Executive Summary
The Trump administration’s Middle East policy in its second term has shifted from a purely energy- and security-oriented framework toward one anchored in AI infrastructure and hyperscale data centers.
- At its core, Washington is leveraging massive Gulf investments in AI compute (Saudi Arabia, UAE) to reinforce alliances, counter China, and bind energy flows to the digital economy .
- Flagship projects include the 5-gigawatt AI campus in Abu Dhabi (G42-led, with U.S. hyperscaler partners) and Saudi Arabia’s Humain initiative building multiple 100MW data centers stocked with NVIDIA and AMD chips .
- Policy adjustments—such as loosening export restrictions on GPUs and decoupling Saudi civil nuclear cooperation from Israel normalization—demonstrate a more transactional, “deal-first” approach .
1. Current Developments
- UAE (Abu Dhabi – G42): Announcement of a 10-square-mile AI campus, scaling to 5GW of compute power. U.S. hyperscalers are expected to operate the facilities, while G42 manages construction. Reports suggest annual imports of up to 500,000 top-tier NVIDIA GPUs .
- Saudi Arabia (Humain): Launch of a national AI infrastructure company.

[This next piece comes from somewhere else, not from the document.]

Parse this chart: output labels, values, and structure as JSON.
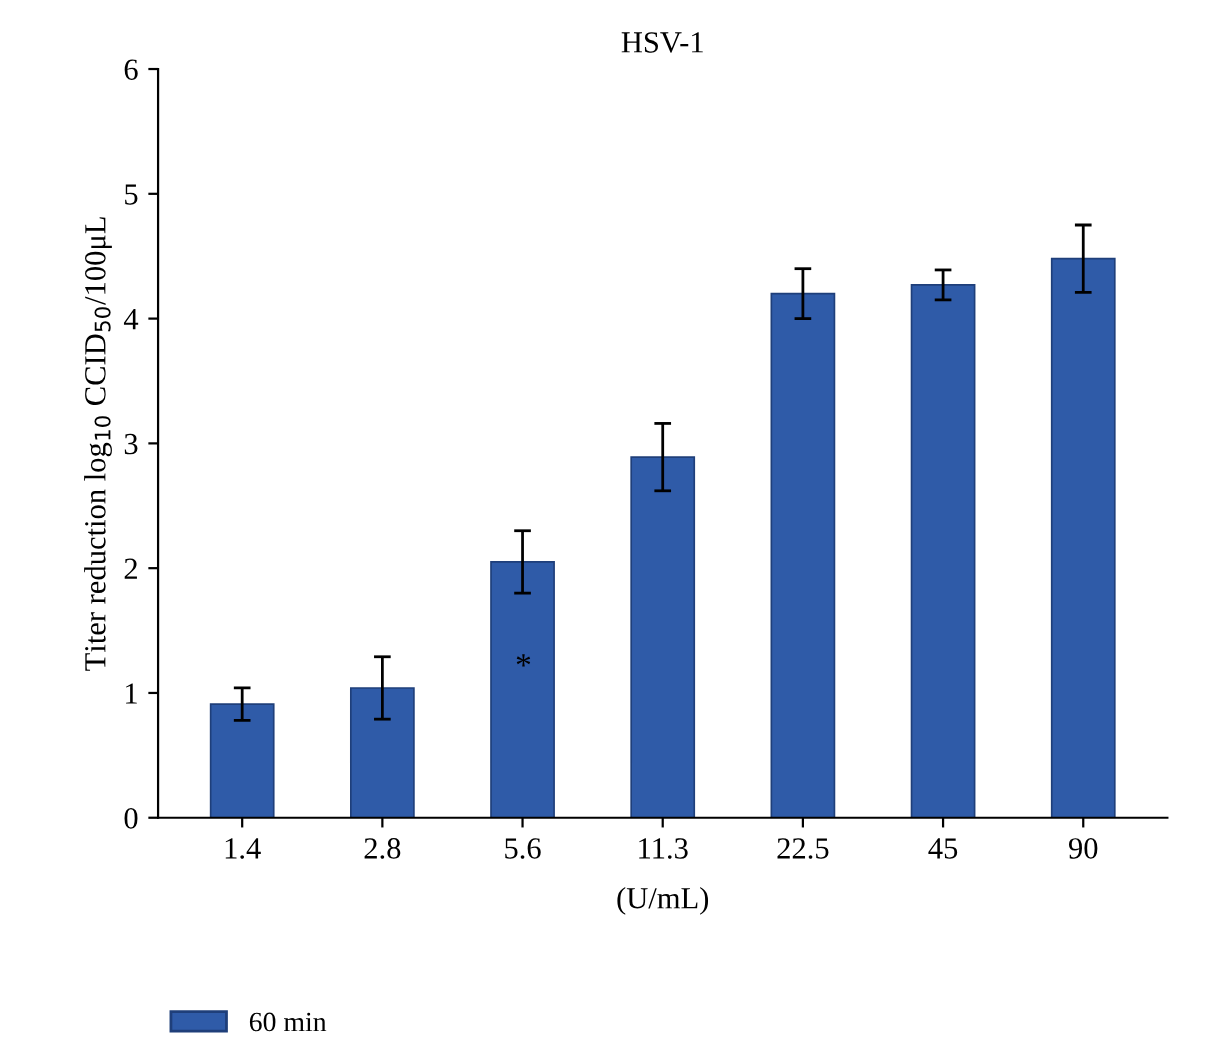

Initial campuses in Riyadh and Dammam (each up to 100MW), powered by NVIDIA Blackwell and AMD accelerators, with 18,000 units already allocated .

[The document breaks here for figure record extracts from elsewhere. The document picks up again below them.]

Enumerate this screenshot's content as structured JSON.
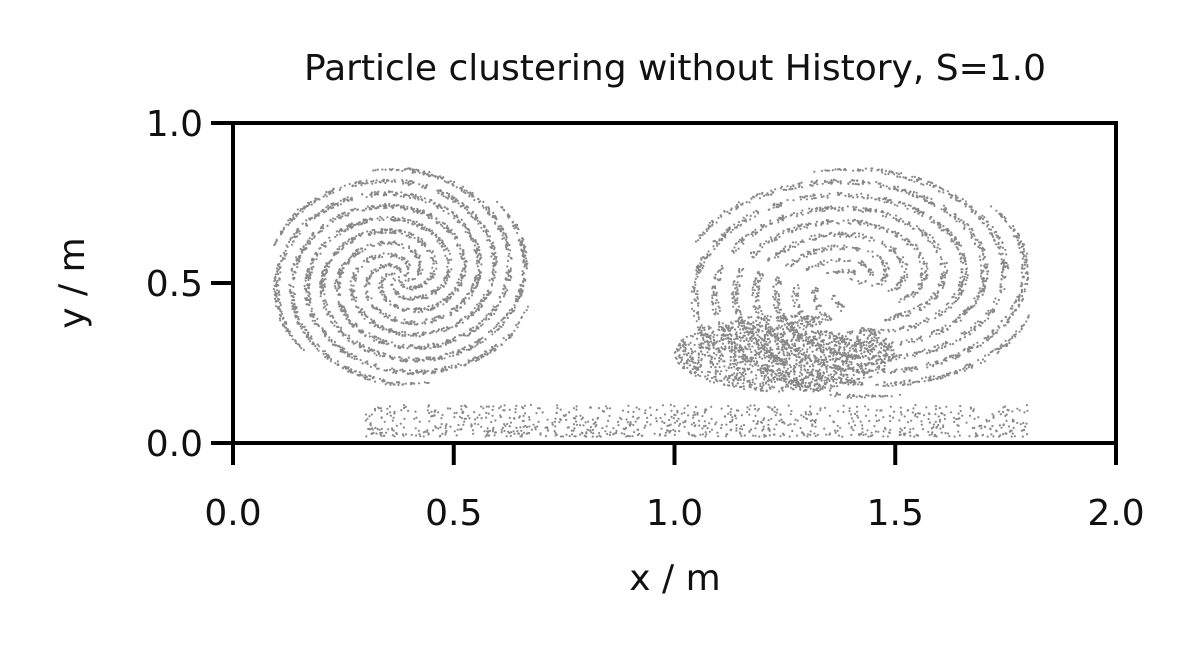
{
  "chart_data": {
    "type": "scatter",
    "title": "Particle clustering without History, S=1.0",
    "xlabel": "x / m",
    "ylabel": "y / m",
    "xlim": [
      0.0,
      2.0
    ],
    "ylim": [
      0.0,
      1.0
    ],
    "x_ticks": [
      "0.0",
      "0.5",
      "1.0",
      "1.5",
      "2.0"
    ],
    "y_ticks": [
      "0.0",
      "0.5",
      "1.0"
    ],
    "grid": false,
    "legend": "none",
    "point_color": "#888888",
    "structures": [
      {
        "name": "left-vortex",
        "shape": "disc",
        "center": [
          0.38,
          0.52
        ],
        "radius_x": 0.3,
        "radius_y": 0.34,
        "spiral_arms": true
      },
      {
        "name": "right-vortex",
        "shape": "disc",
        "center": [
          1.42,
          0.5
        ],
        "radius_x": 0.4,
        "radius_y": 0.36,
        "spiral_arms": true
      },
      {
        "name": "lower-right-core",
        "shape": "ellipse",
        "center": [
          1.25,
          0.28
        ],
        "radius_x": 0.25,
        "radius_y": 0.12
      },
      {
        "name": "bottom-tail",
        "shape": "band",
        "x_range": [
          0.3,
          1.8
        ],
        "y_range": [
          0.02,
          0.12
        ]
      }
    ],
    "empty_s_channel": {
      "x_range": [
        1.1,
        1.6
      ],
      "y_range": [
        0.35,
        0.75
      ]
    }
  }
}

- U.S.–Saudi Economic Framework: The White House announced a $600B investment package, including $20B from DataVolt into U.S. AI and energy infrastructure .
- Regulatory Shift: Trump rescinded earlier AI diffusion export rules, easing GPU supply to the Gulf, though conditioned on U.S. monitoring and compliance mechanisms .
- Nuclear/Energy Diplomacy: The administration is advancing Saudi civilian nuclear cooperation independently of Israeli normalization, breaking with past linkage strategies .
2. Strategic Logic
A. Objectives
- Counter China in Tech: Position Gulf AI campuses as hubs for U.S. chip and cloud ecosystems, setting de facto standards .
- Alliance Binding: Package defense, nuclear cooperation, and digital infrastructure to deepen economic and security interdependence .
- Energy–AI Nexus: Link the Gulf’s cheap energy and transmission assets to AI’s soaring electricity demand .
B. Means
- Mega-projects (UAE 5GW, Saudi 100MW-class DCs) as tangible anchors.
- Export regime redesign, enabling GPU supply under U.S. oversight .
- Capital bundling, channeling Saudi outbound investment into U.S. infrastructure and job creation .
C. Expected Outcomes
- Short-term: Gulf states emerge as “third-pole compute hubs,” stocked with U.S. GPUs and cloud services.
- Medium-term: Secondary industries in cooling, grid storage, and semiconductors scale around these hubs.
- Long-term: Tech-energy-security trilateral order stabilizes, potentially expanding Abraham Accords participation .
3. Risk Factors
- Deal Finalization Gaps: UAE’s 5GW campus is announced but not fully secured; U.S. agencies scrutinize China’s lingering tech links .
- Supply Constraints: Physical limits on GPU production, electricity, and water for cooling threaten scalability .
- Regulatory Backlash: U.S. Congress or security agencies may re-tighten export reviews, slowing project execution .
4. Scenario Outlook
- Best Case: First gigawatt of UAE campus online, Saudi Humain operational by 2026, cementing a U.S.–Gulf compute corridor.
- Base Case: Projects proceed gradually with enhanced audit clauses; execution slower but steady.
- Worst Case: Export or security reviews stall GPU flows; power and cooling constraints shrink ambitions, pushing Gulf states toward Chinese or European alternatives.
5. Strategic Implications
- “Geopolitics of Compute” emerges as central: chips, cloud, and compliance define alliances more than oil alone.
- Gulf States pivot from energy exporters to AI states, using their capital and electricity as leverage.
- Execution risk lies in finalizing contracts and building reliable infrastructure. Governance and monitoring will determine whether these megadeals truly anchor U.S. strategy.